Mrs. Bainbridge’s testimonial highlights The Unreliability of History and Memory. The testimonial’s strategic timing—released only after Isabella becomes the prime suspect—demonstrates how narrative and history can be weaponized to manipulate legal proceedings. Mrs. Bainbridge’s carefully crafted document serves multiple functions: It protects her granddaughters while simultaneously revealing family secrets that reshape the entire understanding of both Iris’s death and Wilkinson’s murder. Sadie’s supposed confession to her mother—“God spoke to me, Mother. He told me to do it” (304)—represents another layer of narrative unreliability, as her mental state makes it impossible for her to distinguish between delusion and truth, and this confession is relayed through Mrs. Bainbridge, who might be inventing it entirely. Through this, the novel demonstrates that in a world where everyone constructs self-serving versions of events, objective truth becomes increasingly elusive.
The intertwined histories of Sadie, Iris, and Isabella crystallize the theme of Inherited Trauma and the Pathology of Female Pain. The revelation of Wilkinson’s paternity of both Iris and Isabella reveals how patriarchal structures impose generational costs on women while leaving male transgressors largely unscathed. Sadie’s decades-long affair with Wilkinson, facilitated by medical professionals and hidden behind the respectable facade of tennis matches, exemplifies how these same patriarchal structures force women to pursue desire through deception and subterfuge. Her subsequent lobotomy—performed on the behest of her husband to control her “hysteria”—was an act of medical violence cloaked in therapeutic intent and was part of a broader pattern of silencing female resistance. Isabella’s protective instincts toward her mother, despite Sadie’s hatred and violence toward her, illustrate how trauma bonds are transmitted across generations. The novel suggests that these cycles of secrecy and trauma are not random pathologies but systemic responses to a society that punishes women for their desires and agency.

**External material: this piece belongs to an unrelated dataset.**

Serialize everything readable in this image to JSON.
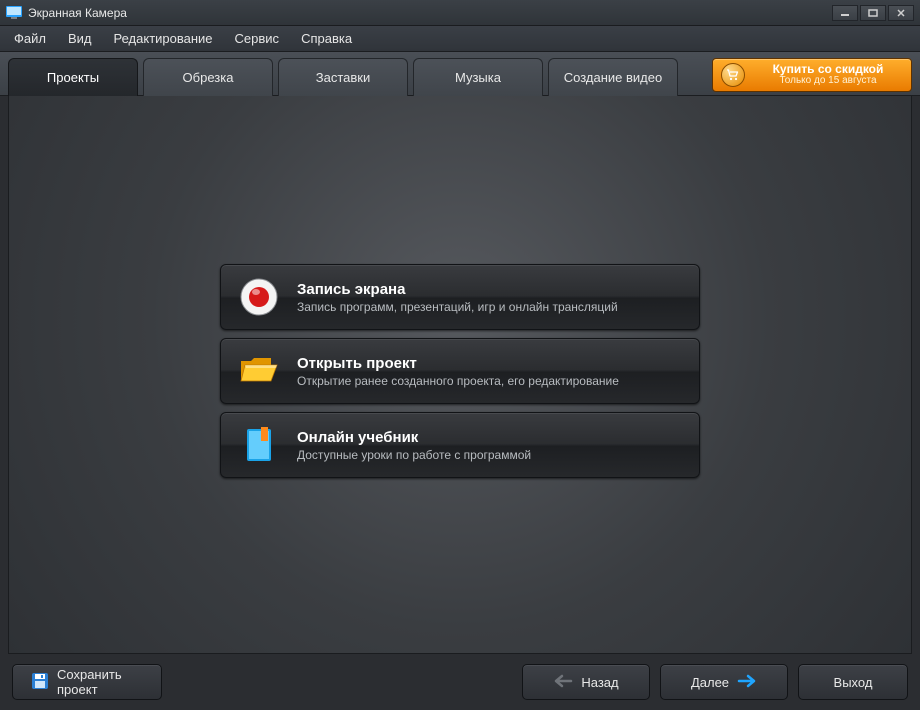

Sullivan’s decision to destroy the fingerprint evidence represents a critical examination of moral corruption and ethical boundaries within law enforcement. His rationalization that he “manufactured” the evidence by allowing Isabella to handle the gun reveals how quickly moral justifications can erode under emotional pressure. The act transforms Sullivan from a principled investigator into a co-conspirator, demonstrating how personal attachment can compromise professional integrity. This moment connects him to the broader theme of institutional corruption, where Doogan’s race-baiting tactics and willingness to employ torture represent the systematic abuse of power within the justice system. The novel suggests that corruption operates not just through overt criminality but through the gradual erosion of ethical standards, where each compromise makes the next transgression easier to justify.